What the images above don't convey are the uncanny similarities in music, dialogue presentation, and story. When you meet the hero of Zelda-clone Sacred Odyssey, you won't be surprised to learn he's asleep and must be awoken to embark on a great journey...after doing chores on a farm, retrieving a sword/shield, and locating his horse.
I don't know much about business and industry, where small alterations from an original can protect one against accusations of infringement. I've made my career in the arts, where we take such obvious thefts quite personally. It's one thing to borrow a staging idea or a plot device; it's quite another to reproduce an entire production concept, throw on an eerily similar title (Gameloft's knock-off of COD:MW is called Modern Combat; its God of War is called Hero of Sparta), and peddle it as your own.
I realize nothing is simple, and I don't begrudge the hard-working developers at Gameloft their right to make a living in a tough, competitive market. While their expanding catalog contains many clones, Gameloft also produces licensed games, like the mobile version of Tom Clancy's Rainbow 6.

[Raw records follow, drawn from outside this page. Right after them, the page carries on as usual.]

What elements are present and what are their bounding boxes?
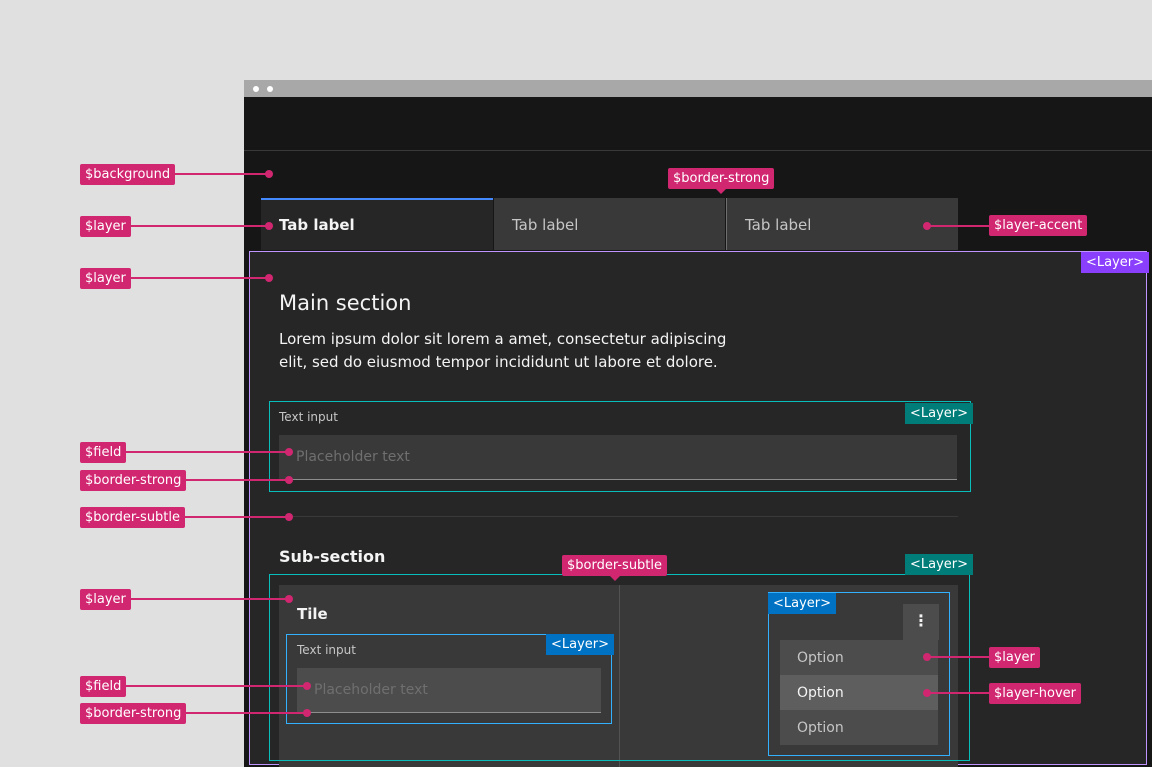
window-dot-icon (267, 86, 273, 92)
layer-tag: <Layer> (905, 554, 974, 575)
annotation-layer: $layer (989, 647, 1040, 668)
tile-divider (619, 585, 620, 767)
annotation-border-strong: $border-strong (80, 470, 187, 491)
annotation-layer: $layer (80, 589, 131, 610)
annotation-dot (303, 709, 311, 717)
paragraph-line: Lorem ipsum dolor sit lorem a amet, cons… (279, 330, 727, 348)
annotation-dot (923, 689, 931, 697)
annotation-layer: $layer (80, 216, 131, 237)
tab-1[interactable]: Tab label (261, 198, 493, 250)
page-title: Main section (279, 291, 412, 315)
layer-tag: <Layer> (546, 634, 615, 655)
tab-3[interactable]: Tab label (726, 198, 958, 250)
input-label: Text input (297, 643, 356, 657)
layer-tag: <Layer> (768, 593, 837, 614)
overflow-menu-vertical-icon[interactable]: ⋮ (903, 604, 939, 640)
annotation-dot (285, 448, 293, 456)
layer-tag: <Layer> (905, 403, 974, 424)
annotation-background: $background (80, 164, 176, 185)
subsection-title: Sub-section (279, 547, 386, 566)
annotation-dot (285, 595, 293, 603)
divider (279, 516, 958, 517)
menu-option-hovered[interactable]: Option (780, 675, 938, 710)
annotation-layer: $layer (80, 268, 131, 289)
annotation-dot (923, 222, 931, 230)
window-dot-icon (253, 86, 259, 92)
annotation-dot (303, 682, 311, 690)
layer-tag: <Layer> (1081, 252, 1150, 273)
paragraph-line: elit, sed do eiusmod tempor incididunt u… (279, 353, 718, 371)
annotation-dot (923, 653, 931, 661)
layer-outline (269, 401, 971, 492)
annotation-dot (265, 170, 273, 178)
annotation-dot (265, 274, 273, 282)
menu-option[interactable]: Option (780, 640, 938, 675)
tab-2[interactable]: Tab label (494, 198, 725, 250)
tile-title: Tile (297, 605, 328, 623)
menu-option[interactable]: Option (780, 710, 938, 745)
annotation-border-strong: $border-strong (80, 703, 187, 724)
layer-outline (286, 634, 612, 724)
input-label: Text input (279, 410, 338, 424)
annotation-border-strong: $border-strong (668, 168, 775, 194)
annotation-layer-accent: $layer-accent (989, 215, 1088, 236)
layer-outline (768, 592, 950, 756)
annotation-border-subtle: $border-subtle (562, 555, 668, 581)
annotation-field: $field (80, 442, 127, 463)
text-input[interactable]: Placeholder text (279, 435, 957, 480)
annotation-dot (265, 222, 273, 230)
annotation-dot (285, 476, 293, 484)
app-header (244, 97, 1152, 151)
text-input[interactable]: Placeholder text (297, 668, 601, 713)
annotation-dot (285, 513, 293, 521)
annotation-border-subtle: $border-subtle (80, 507, 186, 528)
annotation-field: $field (80, 676, 127, 697)
annotation-layer-hover: $layer-hover (989, 683, 1081, 704)
window-titlebar (244, 80, 1152, 97)
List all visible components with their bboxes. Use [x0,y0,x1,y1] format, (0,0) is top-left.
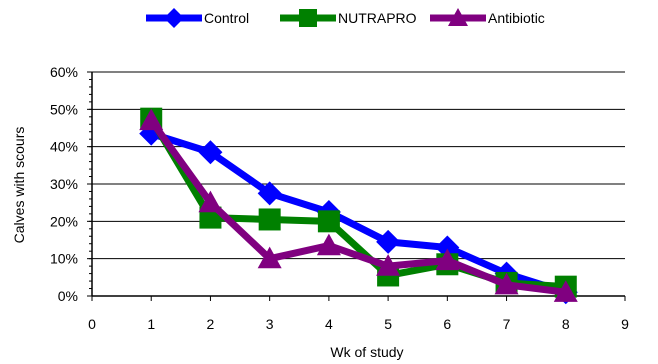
data-point [435,248,460,271]
y-tick-label: 10% [50,251,78,267]
x-tick-label: 2 [207,316,215,332]
x-tick-label: 9 [621,316,629,332]
gridlines [92,71,625,297]
data-point [553,280,578,302]
series-antibiotic [139,108,578,302]
data-point [257,246,282,269]
data-point [299,9,317,27]
x-axis-label: Wk of study [330,344,403,360]
data-point [198,190,223,213]
axes [87,71,626,301]
series-line [150,130,567,296]
series-layer [139,107,578,305]
data-point [258,208,281,231]
legend-item-nutrapro: NUTRAPRO [280,9,417,27]
x-tick-label: 5 [384,316,392,332]
data-point [317,210,340,233]
legend-item-antibiotic: Antibiotic [430,8,545,26]
y-tick-label: 40% [50,139,78,155]
data-point [376,254,401,276]
y-tick-label: 20% [50,213,78,229]
y-axis-label: Calves with scours [11,127,27,244]
data-point [316,233,341,256]
data-point [139,121,164,146]
tick-labels: 0% 10% 20% 30% 40% 50% 60% 0 1 2 3 4 5 6 7 8 9 [50,64,629,332]
data-point [198,140,223,165]
data-point [448,8,468,26]
data-point [139,108,164,131]
y-tick-label: 30% [50,176,78,192]
legend-label: Antibiotic [488,10,545,26]
legend-label: NUTRAPRO [338,10,417,26]
y-tick-label: 50% [50,101,78,117]
x-tick-label: 6 [443,316,451,332]
x-tick-label: 1 [147,316,155,332]
data-point [435,235,460,260]
x-tick-label: 8 [562,316,570,332]
data-point [257,181,282,206]
data-point [494,272,519,295]
legend-item-control: Control [146,8,249,28]
y-tick-label: 0% [58,288,78,304]
x-tick-label: 4 [325,316,333,332]
x-tick-label: 3 [266,316,274,332]
legend-label: Control [204,10,249,26]
y-tick-label: 60% [50,64,78,80]
legend: Control NUTRAPRO Antibiotic [146,8,545,28]
x-tick-label: 7 [503,316,511,332]
data-point [164,8,184,28]
x-tick-label: 0 [88,316,96,332]
data-point [376,229,401,254]
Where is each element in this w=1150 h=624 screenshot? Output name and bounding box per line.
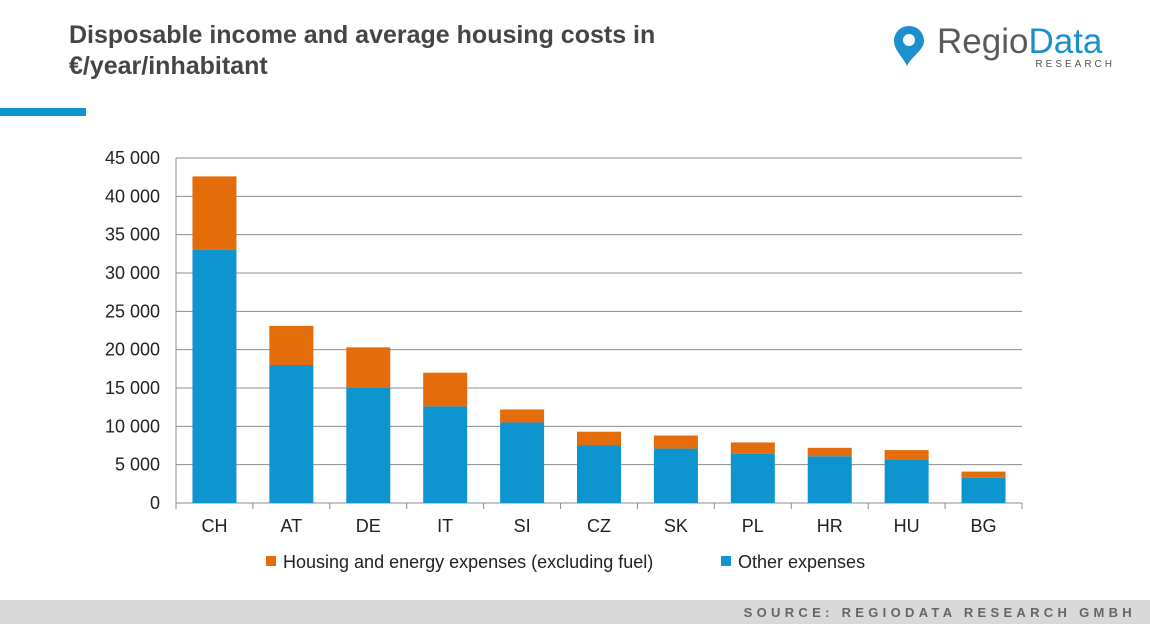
bar-other-si (500, 422, 545, 503)
logo-subtitle: RESEARCH (1035, 59, 1115, 70)
bar-other-at (269, 365, 314, 503)
x-tick-label: DE (356, 516, 381, 536)
accent-bar (0, 108, 86, 116)
y-tick-label: 40 000 (105, 186, 160, 206)
legend-housing-label: Housing and energy expenses (excluding f… (283, 552, 653, 572)
bar-housing-si (500, 409, 545, 423)
logo-word-data: Data (1028, 22, 1103, 61)
source-note: SOURCE: REGIODATA RESEARCH GMBH (743, 605, 1136, 620)
bar-other-pl (730, 453, 775, 503)
bar-other-hu (884, 459, 929, 503)
x-tick-label: HR (817, 516, 843, 536)
bar-other-bg (961, 477, 1006, 503)
logo-word-regio: Regio (937, 22, 1029, 61)
x-tick-label: AT (281, 516, 303, 536)
y-tick-label: 25 000 (105, 301, 160, 321)
bar-housing-bg (961, 471, 1006, 478)
x-tick-label: CZ (587, 516, 611, 536)
bar-housing-pl (730, 442, 775, 454)
map-pin-icon (894, 26, 924, 66)
y-tick-label: 15 000 (105, 378, 160, 398)
y-tick-label: 30 000 (105, 263, 160, 283)
bar-other-cz (577, 445, 621, 503)
bar-other-de (346, 387, 391, 503)
x-tick-label: CH (201, 516, 227, 536)
y-tick-label: 0 (150, 493, 160, 513)
y-tick-label: 10 000 (105, 416, 160, 436)
legend-other-swatch (721, 556, 731, 566)
x-tick-label: HU (894, 516, 920, 536)
y-tick-label: 5 000 (115, 455, 160, 475)
x-tick-label: SK (664, 516, 688, 536)
y-tick-label: 45 000 (105, 148, 160, 168)
regiodata-logo: RegioData RESEARCH (893, 22, 1123, 74)
x-tick-label: PL (742, 516, 764, 536)
bar-housing-ch (192, 176, 237, 250)
bar-housing-hr (807, 447, 852, 457)
bar-other-hr (807, 456, 852, 503)
bar-housing-it (423, 372, 468, 407)
chart-title: Disposable income and average housing co… (69, 21, 656, 80)
y-tick-label: 20 000 (105, 340, 160, 360)
stacked-bar-chart: 0 5 000 10 000 15 000 20 000 25 000 30 000 35 0… (105, 148, 1023, 572)
bar-housing-hu (884, 450, 929, 460)
footer-bar: SOURCE: REGIODATA RESEARCH GMBH (0, 600, 1150, 624)
bar-other-it (423, 406, 468, 503)
x-tick-label: IT (437, 516, 453, 536)
bar-housing-de (346, 347, 391, 388)
bar-other-ch (192, 249, 237, 503)
bar-other-sk (653, 448, 698, 503)
x-tick-label: BG (971, 516, 997, 536)
legend-other-label: Other expenses (738, 552, 865, 572)
legend-housing-swatch (266, 556, 276, 566)
bar-housing-cz (577, 431, 621, 446)
bar-housing-at (269, 325, 314, 365)
logo-text: RegioData (937, 22, 1102, 62)
y-tick-label: 35 000 (105, 225, 160, 245)
x-tick-label: SI (514, 516, 531, 536)
bar-housing-sk (653, 435, 698, 449)
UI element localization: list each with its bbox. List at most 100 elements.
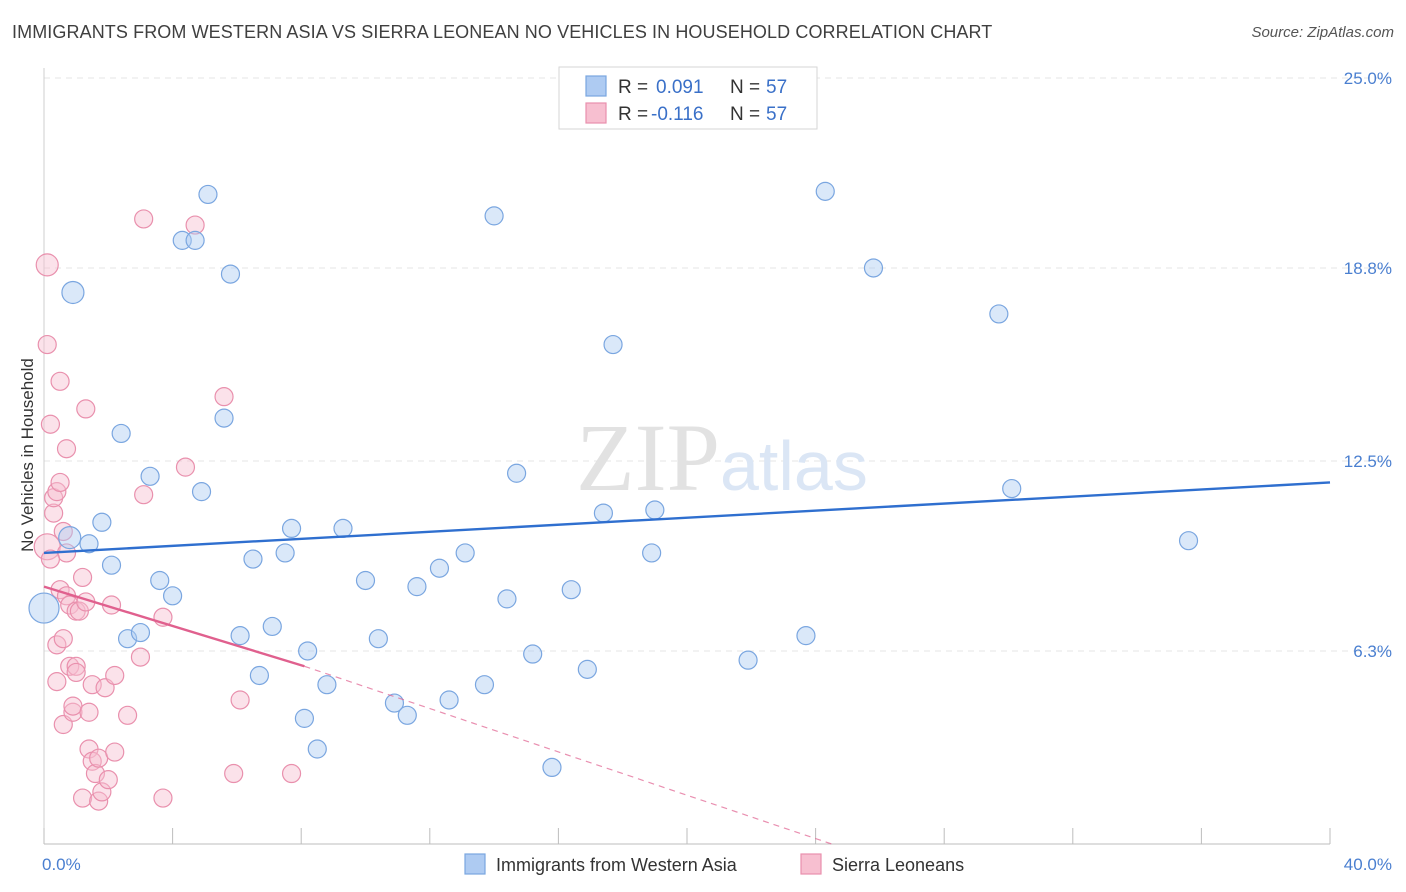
data-point: [989, 304, 1009, 324]
data-point: [333, 518, 353, 539]
data-point: [89, 748, 109, 768]
data-point: [35, 253, 59, 277]
data-point: [497, 589, 517, 609]
legend-n-label: N =: [730, 77, 760, 98]
legend-r-value: -0.116: [651, 104, 703, 125]
legend-r-value: 0.091: [656, 77, 704, 98]
x-tick-label: 0.0%: [42, 855, 81, 874]
data-point: [44, 503, 64, 523]
data-point: [130, 647, 151, 667]
data-point: [111, 423, 131, 444]
data-point: [281, 518, 302, 539]
y-tick-labels: 6.3% 12.5% 18.8% 25.0%: [1344, 69, 1392, 661]
data-point: [37, 334, 57, 355]
bottom-legend-label: Sierra Leoneans: [832, 855, 964, 875]
data-point: [50, 472, 70, 493]
data-point: [79, 534, 99, 554]
data-point: [76, 399, 96, 419]
data-point: [214, 387, 234, 407]
data-point: [230, 690, 250, 710]
chart-title: IMMIGRANTS FROM WESTERN ASIA VS SIERRA L…: [12, 22, 993, 42]
data-point: [577, 659, 597, 679]
data-point: [72, 788, 93, 808]
data-point: [66, 656, 86, 676]
legend-n-value: 57: [766, 104, 787, 125]
data-point: [243, 549, 263, 569]
data-point: [1178, 531, 1199, 551]
data-point: [40, 549, 61, 569]
data-point: [92, 782, 112, 802]
data-point: [796, 626, 816, 646]
data-point: [163, 586, 183, 606]
data-point: [645, 500, 665, 520]
data-point: [429, 558, 450, 578]
y-tick-label: 12.5%: [1344, 452, 1392, 471]
x-tick-label: 40.0%: [1344, 855, 1392, 874]
data-point: [523, 644, 543, 664]
data-point: [185, 230, 205, 250]
series-sierra-leoneans: [33, 209, 302, 811]
legend-swatch-blue: [585, 75, 607, 97]
data-point: [61, 280, 85, 305]
legend-r-label: R =: [618, 104, 648, 125]
data-point: [249, 665, 270, 686]
data-point: [117, 705, 138, 725]
data-point: [397, 705, 417, 725]
series-western-asia: [28, 181, 1199, 778]
data-point: [72, 567, 93, 588]
trend-line: [43, 481, 1331, 555]
axes: [43, 68, 1331, 845]
data-point: [507, 463, 527, 483]
correlation-legend: R = 0.091 N = 57 R = -0.116 N = 57: [558, 66, 818, 130]
data-point: [455, 543, 475, 563]
data-point: [474, 675, 495, 695]
data-point: [198, 184, 218, 205]
data-point: [214, 408, 234, 428]
data-point: [134, 209, 154, 229]
bottom-legend-swatch-pink: [800, 853, 822, 875]
x-tick-labels: 0.0% 40.0%: [42, 855, 1392, 874]
y-axis-label: No Vehicles in Household: [18, 358, 37, 552]
data-point: [63, 702, 83, 722]
data-point: [105, 665, 125, 686]
data-point: [28, 592, 60, 624]
data-point: [56, 439, 77, 459]
data-point: [863, 258, 884, 278]
data-point: [47, 672, 67, 692]
data-point: [317, 675, 337, 695]
data-point: [230, 626, 250, 646]
data-point: [140, 466, 160, 486]
data-point: [98, 770, 118, 790]
data-point: [63, 696, 83, 716]
data-point: [407, 577, 427, 597]
data-point: [275, 543, 295, 563]
data-point: [262, 616, 282, 637]
data-point: [355, 570, 376, 591]
data-point: [224, 763, 244, 784]
bottom-legend-swatch-blue: [464, 853, 486, 875]
legend-swatch-pink: [585, 102, 607, 124]
trend-line: [43, 585, 305, 668]
watermark-zip: ZIP: [576, 404, 720, 511]
legend-n-label: N =: [730, 104, 760, 125]
data-point: [298, 641, 318, 661]
data-point: [642, 543, 662, 563]
data-point: [79, 702, 99, 722]
data-point: [153, 788, 173, 808]
y-tick-label: 18.8%: [1344, 259, 1392, 278]
data-point: [58, 525, 82, 550]
legend-r-label: R =: [618, 77, 648, 98]
series-legend: Immigrants from Western Asia Sierra Leon…: [464, 853, 964, 875]
data-point: [134, 485, 154, 505]
data-point: [294, 708, 315, 728]
data-point: [191, 482, 212, 502]
bottom-legend-label: Immigrants from Western Asia: [496, 855, 738, 875]
data-point: [220, 264, 241, 284]
data-point: [1002, 478, 1022, 499]
data-point: [185, 215, 205, 235]
y-tick-label: 6.3%: [1353, 642, 1392, 661]
data-point: [50, 371, 70, 391]
data-point: [40, 414, 61, 434]
trend-line-extension: [304, 665, 832, 845]
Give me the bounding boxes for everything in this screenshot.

Maybe gamers don't care about these things. Gameloft's profits are booming, so it would seem their strategy is working. Maybe I'm missing something here that I ought to consider more carefully. I don't know. Having purchased or demoed nearly a dozen Gameloft titles in recent days, I confess to feeling a little dirty. I just can't feel good about supporting such a parasitic strategy for developing games.